FOR THE first time Tamworth will have an international indoor cricket umpire when Steve Young officiates at the Junior World Series in South Africa later this week.
Having played the game at a high level and umpired at national level in recent years, the overseas trip is arguably the best opportunity yet.
“Before I even get onto the court or up in the umpire’s stand it will be an experience just being there,” Young said.
“It will be unbelievable just to go overseas.
“I’ve been to Perth and Cairns and Brisbane and Melbourne and South Australia umpiring and you walk into a different centre and see how they play or how they set things up.
“Now to go overseas, it’s a big thing for me.”
Young has played and umpired for 26 years, represented NSW at nationals on the court, has umpired at national tournaments since 2007 and was assistant tournament director at the 2009 World Cup in Brisbane.
He joins just one other Australian umpire on the trip to South Africa.
There he will umpire games in the under 12s, 14s and 16s tournaments, possibly ruling on up to 20 matches per day.
A good performance could earn an umpire further appointments in international competition.
“My aim is to do well,” Young said.
“There’s a masters tournament in Sri Lanka next year and a world series, although I don’t know where that is yet.
“If you do well you get to go away to more places.
“So the goal is to do well and if I get a final, that’s a bonus.”
Like all sport officials, there is pressure on the umpire to make the right call at all times.
In a fast game like indoor cricket that is a tough job.
“Concentration is the big thing,” Young said.
“Sometimes you’ll get a game off or two games off and sometimes you’ll come down and get the team sheet and go straight back up again.
“I don’t know about internationals, but that’s happened at nationals before.

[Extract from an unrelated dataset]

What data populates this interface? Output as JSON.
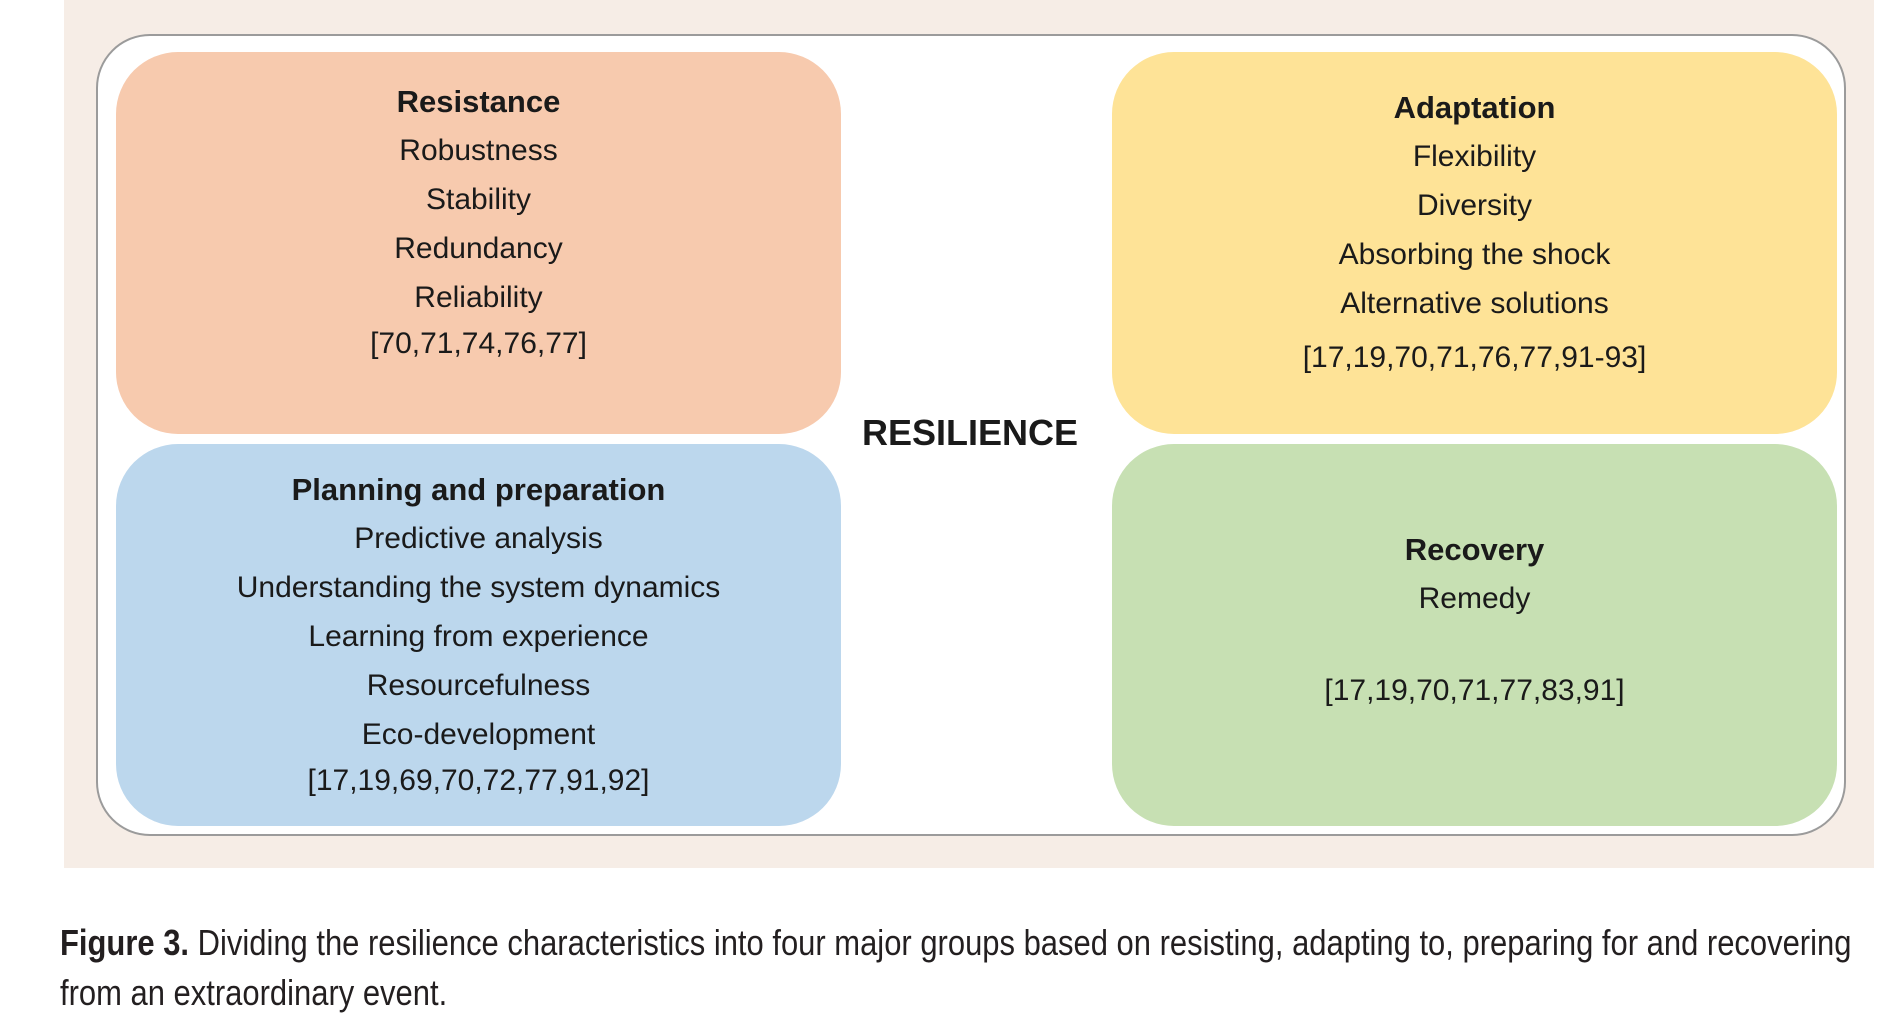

“So it’s all about concentration.
“We did a course that said there’s 40 decisions you have to make before a ball is bowled, whether it’s if blokes are wearing gloves or are the stumps set up or do they have a ball.
“If you don’t check all of those things, bowling a ball is irrelevant.”
As an Australian umpire at a world event, Young said it would also be important to be seen to be completely impartial.
After Tamworth’s indoor centre closed, it made it harder for him to practise but he occasionally goes to other centres in northern NSW for a game.
He said it was a shame local players and umpires don’t get an opportunity to show what they can do in the absence of a centre in Tamworth and hopes that a new centre will be operating in the future.